Conflit Téké-Yaka: L’administrateur du territoire de Kwamouth suspendu

Cette décision est intervenue après consultations des différentes couches de population à la cité de Kwamouth, qui ont aussi exigé outre la fin de ce conflit et la restauration de la paix, le rétablissement de l’autorité de l’Etat, la nomination immédiate de nouvelles autorités territoriales, le désarmement des non originaires armés, des sanctions contre des commanditaires des hostilités, etc.

Cette importante délégation gouvernementale venue de Kinshasa a échangé vendredi 26 août avec les différentes couches de la population à la cité de Kwamouth, chef-lieu du territoire qui porte le même nom, dans la province de Mai-Ndombe.

Il était question pour le Patron de la territoriale, Me Daniel Aselo Okito wa Koy et les autres membres du gouvernement qui l’accompagnent de s’imprégner de la genèse du conflit entre Téké et Yaka et ensuite les solutions à mettre en place pour restaurer la paix dans cette partie de la République.

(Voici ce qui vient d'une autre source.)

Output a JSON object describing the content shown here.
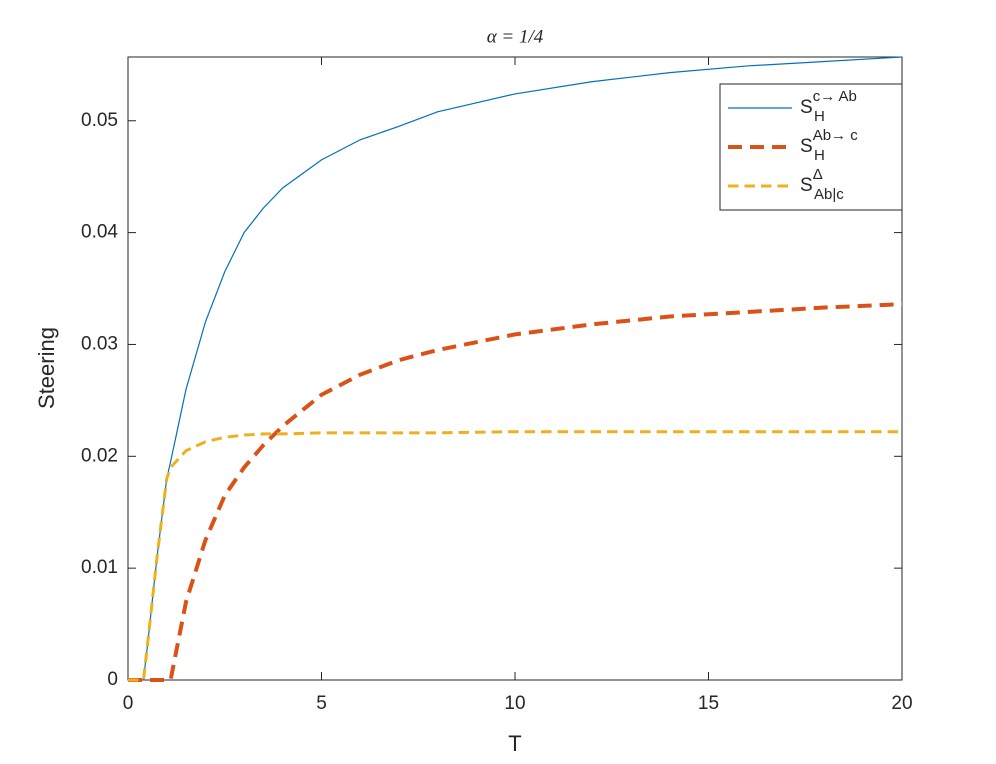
{
  "chart_data": {
    "type": "line",
    "title": "α = 1/4",
    "x_label": "T",
    "y_label": "Steering",
    "x": [
      0,
      0.4,
      0.5,
      0.75,
      1,
      1.1,
      1.5,
      2,
      2.5,
      3,
      3.5,
      4,
      5,
      6,
      7,
      8,
      10,
      12,
      14,
      16,
      18,
      20
    ],
    "series": [
      {
        "name": "S",
        "name_sub": "H",
        "name_sup": "c→ Ab",
        "color": "#0072bd",
        "line_style": "solid",
        "line_width": 1.2,
        "values": [
          0,
          0,
          0.003,
          0.011,
          0.018,
          0.0195,
          0.026,
          0.032,
          0.0365,
          0.04,
          0.0422,
          0.044,
          0.0465,
          0.0483,
          0.0495,
          0.0508,
          0.0524,
          0.0535,
          0.0543,
          0.0549,
          0.0553,
          0.0557
        ]
      },
      {
        "name": "S",
        "name_sub": "H",
        "name_sup": "Ab→ c",
        "color": "#d95319",
        "line_style": "dashed",
        "line_width": 4,
        "values": [
          0,
          0,
          0,
          0,
          0,
          0,
          0.007,
          0.0125,
          0.0165,
          0.019,
          0.021,
          0.0227,
          0.0255,
          0.0273,
          0.0286,
          0.0295,
          0.0309,
          0.0318,
          0.0325,
          0.0329,
          0.0333,
          0.0336
        ]
      },
      {
        "name": "S",
        "name_sub": "Ab|c",
        "name_sup": "Δ",
        "color": "#edb120",
        "line_style": "dashed",
        "line_width": 3,
        "values": [
          0,
          0,
          0.003,
          0.011,
          0.018,
          0.019,
          0.0205,
          0.0213,
          0.0217,
          0.0219,
          0.022,
          0.022,
          0.0221,
          0.0221,
          0.0221,
          0.0221,
          0.0222,
          0.0222,
          0.0222,
          0.0222,
          0.0222,
          0.0222
        ]
      }
    ],
    "xlim": [
      0,
      20
    ],
    "ylim": [
      0,
      0.0557
    ],
    "xticks": [
      0,
      5,
      10,
      15,
      20
    ],
    "yticks": [
      0,
      0.01,
      0.02,
      0.03,
      0.04,
      0.05
    ],
    "grid": false,
    "legend": "northeast"
  }
}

Il faut noter sept groupe au total parmi les consultés, notamment les députés nationaux et provinciaux élus de Kwamouth, de chefs coutumiers, la société civile force vive de Kwamouth, les confessions religieuses, les notables Teke, des organisations de la jeunesse et associations des femmes.

Les chefs coutumiers comme les autres forces vives notamment de la société civile de ce territoire situé à plusieurs kilomètres de Kinshasa, qui ont fourni des explications à la délégation gouvernementale, sont tous surpris de la proportion que prend ce conflit qui au départ n’était simplement qu’un conflit de terres et une réclamation d’une redevance coutumière payée par les Yaka depuis de décennies.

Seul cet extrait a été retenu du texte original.